The flight from Philadelphia is where it gets interesting. At the gate and almost immediately, I recognized my fellow study abroad group by the wealth of college-related paraphernalia we were all wearing. I joined the group for the rest of the plane excursions, re-met people I once knew and (attempted) to remember the names of the new folks. Haha, still working on that, but in all, very successful.
I spent the flight sitting next to Janine, watching a dumb movie called Inkheart, interspersing that with “Lord Jim” by Joseph Conrad and conversations about LOST’s upcoming season finale. Gotta love me my Des+Penny.
I’m convinced Tylenol PM is a sham, invented in collusion by doctors and Satan. It failed to put me to sleep (in a good way) on the plane and I spent about 4 hours in a bizarre intermittent zombie-sleep/notsleep period, crunched between my backpack and the lack of legroom on U.S. air flights. Icky, right?
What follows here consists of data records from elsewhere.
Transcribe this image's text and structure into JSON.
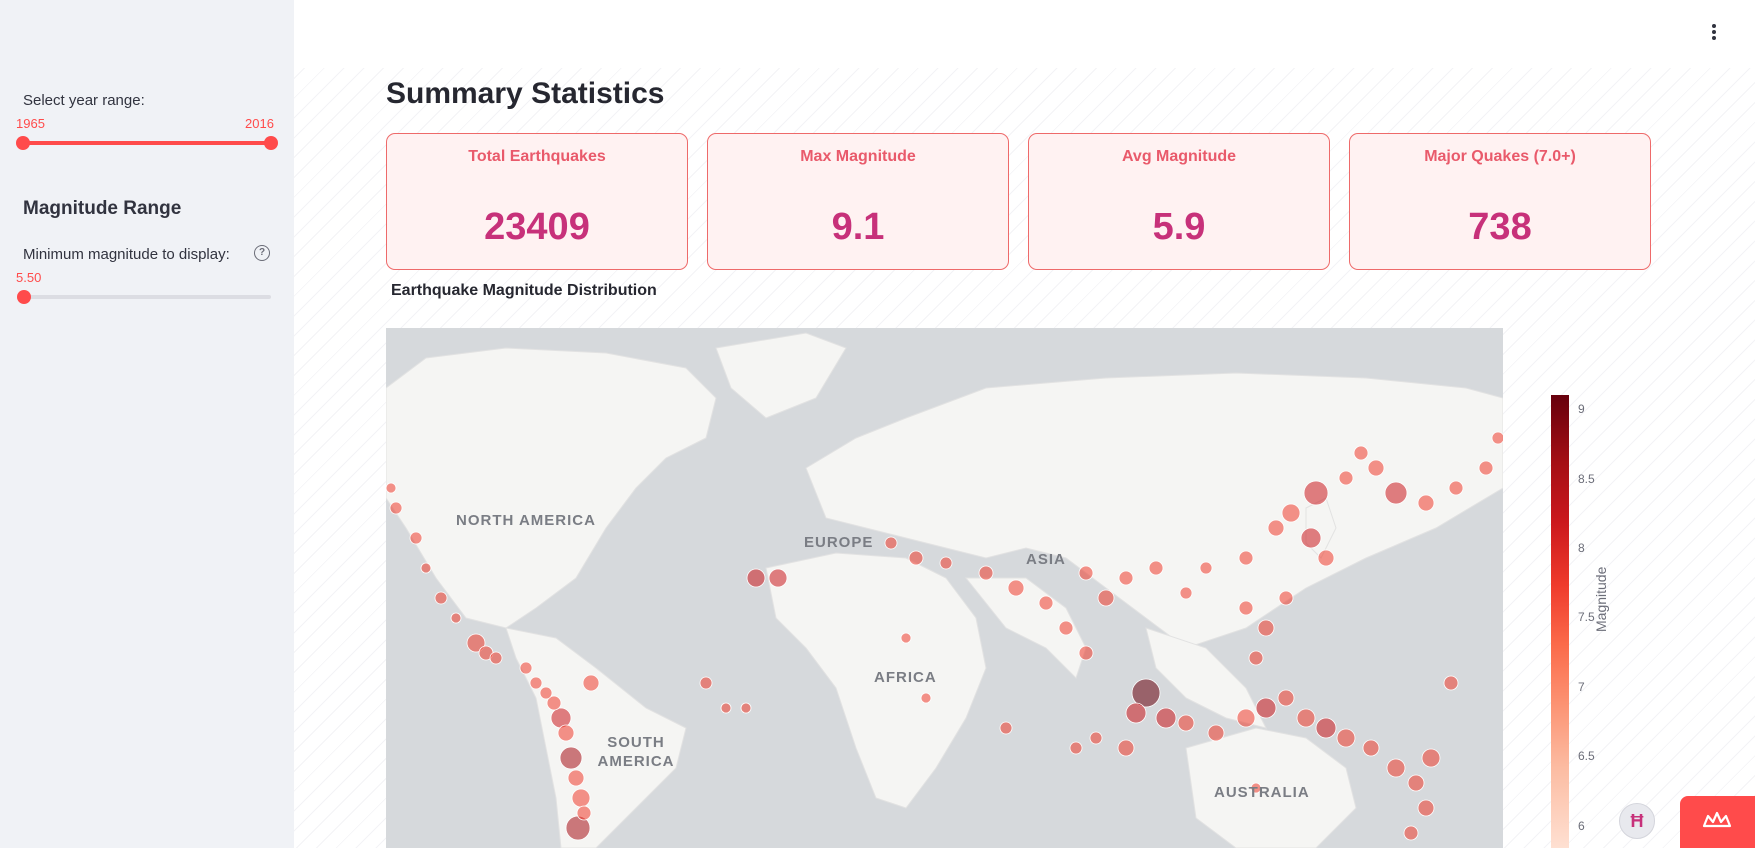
{
  "sidebar": {
    "year_range": {
      "label": "Select year range:",
      "min_value": "1965",
      "max_value": "2016"
    },
    "magnitude_section": {
      "heading": "Magnitude Range",
      "min_label": "Minimum magnitude to display:",
      "min_value": "5.50",
      "help_icon": "question-circle-icon"
    }
  },
  "header": {
    "menu_icon": "kebab-menu-icon"
  },
  "summary": {
    "title": "Summary Statistics",
    "metrics": [
      {
        "label": "Total Earthquakes",
        "value": "23409"
      },
      {
        "label": "Max Magnitude",
        "value": "9.1"
      },
      {
        "label": "Avg Magnitude",
        "value": "5.9"
      },
      {
        "label": "Major Quakes (7.0+)",
        "value": "738"
      }
    ]
  },
  "map": {
    "title": "Earthquake Magnitude Distribution",
    "regions": {
      "north_america": "NORTH AMERICA",
      "europe": "EUROPE",
      "asia": "ASIA",
      "africa": "AFRICA",
      "south_america": "SOUTH AMERICA",
      "australia": "AUSTRALIA"
    },
    "colorbar": {
      "title": "Magnitude",
      "ticks": [
        "9",
        "8.5",
        "8",
        "7.5",
        "7",
        "6.5",
        "6"
      ]
    }
  },
  "colors": {
    "accent": "#ff4b4b",
    "metric_value": "#c7317a",
    "metric_label": "#e95a6b"
  },
  "icons": {
    "fab": "app-logo-icon",
    "crown": "crown-icon"
  }
}
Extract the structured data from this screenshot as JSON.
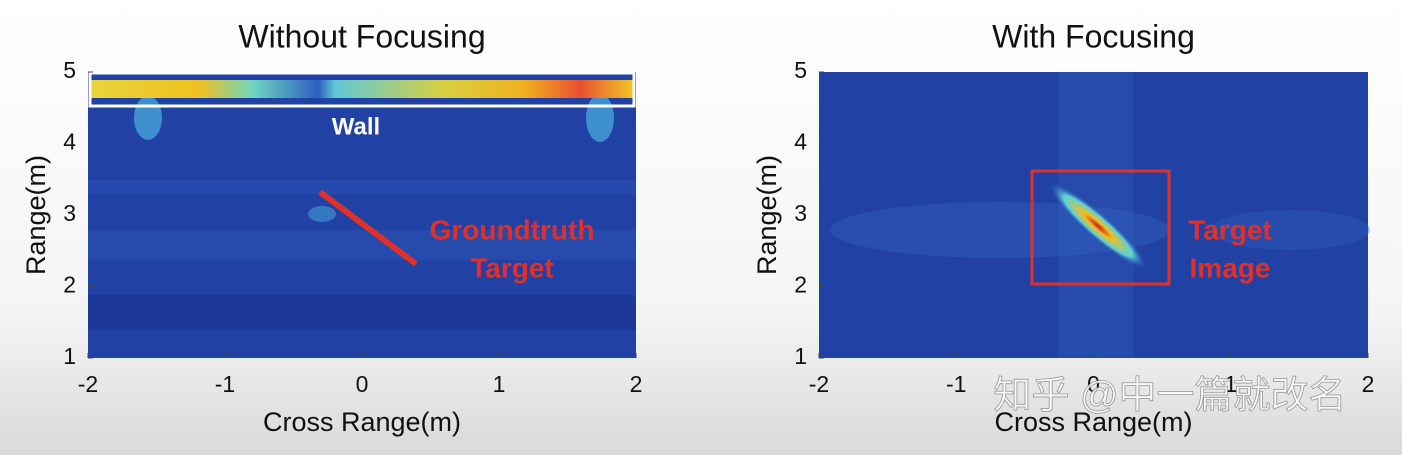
{
  "chart_data": [
    {
      "type": "heatmap",
      "title": "Without Focusing",
      "x_label": "Cross Range(m)",
      "y_label": "Range(m)",
      "xlim": [
        -2,
        2
      ],
      "xticks": [
        -2,
        -1,
        0,
        1,
        2
      ],
      "ylim": [
        1,
        5
      ],
      "yticks": [
        1,
        2,
        3,
        4,
        5
      ],
      "annotations": [
        "Wall",
        "Groundtruth",
        "Target"
      ]
    },
    {
      "type": "heatmap",
      "title": "With Focusing",
      "x_label": "Cross Range(m)",
      "y_label": "Range(m)",
      "xlim": [
        -2,
        2
      ],
      "xticks": [
        -2,
        -1,
        0,
        1,
        2
      ],
      "ylim": [
        1,
        5
      ],
      "yticks": [
        1,
        2,
        3,
        4,
        5
      ],
      "annotations": [
        "Target",
        "Image"
      ]
    }
  ],
  "watermark": "知乎 @中一篇就改名"
}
In any case, plane lands in Barcelona y todo cambio.
Thank you Mom and Dad, I had already acquired Euros (that magic tool for quenching thirst). First thing I bought was “Nécter de Piña,” aptly enough, pineapple nectar. It was excellent, but not very thirst-quenching. Plus, I really didn’t get a chance to use Spanish. A running gag in the entire trip goes like this:
Me (in broken Spanish): ….Ah….Quiero la Nécter de Piña, por favor.
Salesperson (in English): Oh, okay. That’s two euros.
I guess we’re dead giveaways for being American, right? I bought some souvenirs (mmmhmmhm….Wouldn’t you like to know what they are?) and waited for the plane to Sevilla.
Haha....oh silly American tourists. I hope that doesn't happen to much with me, though most likely considering I make an idiot of myself when I'm not in a foreign country.
ReplyDeleteOh wow, that used to happen to my dad and me when we would go to sushi bars in Japan. My dad would ask for sushi in Japanese and the waiter would simply say: "Wouldn't you rather speak English?" Embarrassing.